Iraq's prime minister has warned that a victory for rebels in the Syrian civil war will create a new extremist haven and destabilise the wider Middle East, sparking a sectarian war in his own country, a civil war in Lebanon and a division in Jordan Al Jazeera reported.
Nouri al-Maliki stopped short of voicing outright support for Syrian President Bashar Assad's embattled regime.
But his comments in a wide-ranging interview with The Associated Press on Wednesday marked one of his strongest warnings yet about the turmoil that the collapse of the Syrian government could create.
"If the world does not agree to support a peaceful solution through dialogue ... then I see no light at the end of the tunnel,'' al-Maliki said.
"Neither the opposition nor the regime can finish each other off," he continued. "The most dangerous thing in this process is that if the opposition is victorious, there will be a civil war in Lebanon, divisions in Jordan and a sectarian war in Iraq."
Iraq has tried to maintain a neutral stance toward the civil war in Syria, saying that the aspirations of the Syrian people should be met through peaceful means.
Washington has criticised Baghdad, however, for doing too little to stop flights suspected of carrying Iranian arms to Syria from transiting Iraqi airspace.

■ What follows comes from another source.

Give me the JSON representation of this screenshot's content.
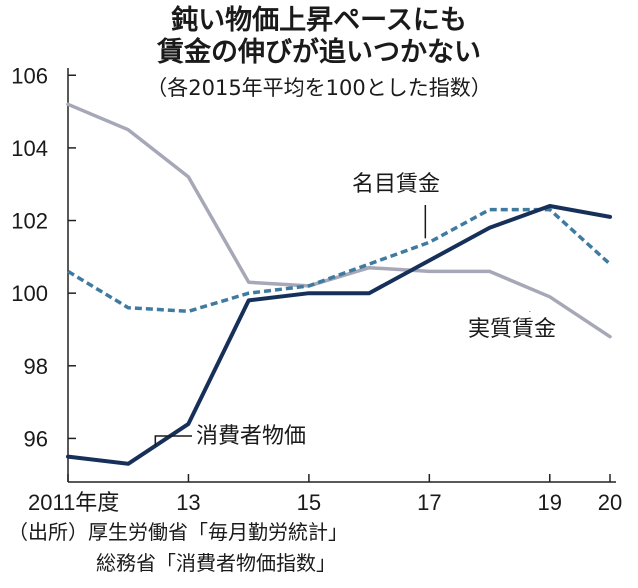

Al-Maliki emphatically denied aiding the arms transfers: "Not to the regime and not to the opposition. No weapon is being transferred through Iraqi skies, territories or waters,'' he said.
The Iraqi leader's comments come as his government confronts growing tensions of its own between the Shia majority and an increasingly restive Sunni minority nearly a decade after the US-led invasion of Iraq.
'Sunni-Shia strife'
The war in Syria has sharp sectarian overtones, with predominantly Sunni rebels fighting a regime dominated by Alawites, an offshoot of Shia Islam.
Assad's main allies are Shia Iran and the Shia group Hezbollah in Lebanon.
Hezbollah leader Sheikh Hassan Nasrallah also warned on Wednesday against sectarian infighting in Lebanon related to the Syrian civil war.
"There are some who are working night and day and pushing the country toward civil and religious strife, and specifically Sunni-Shia strife," Nasrallah said on the group's Al-Manar TV.
If this were to happen, he said, it would "destroy everyone and burn down the entire country."
Nasrallah denied accusations by the Syrian opposition that members of the group were fighting alongside forces loyal to the Assad regime, and reiterated that some Shia in villages along the Lebanese-Syrian border, including Hezbollah members, have taken up arms in self-defense against Sunni gunmen.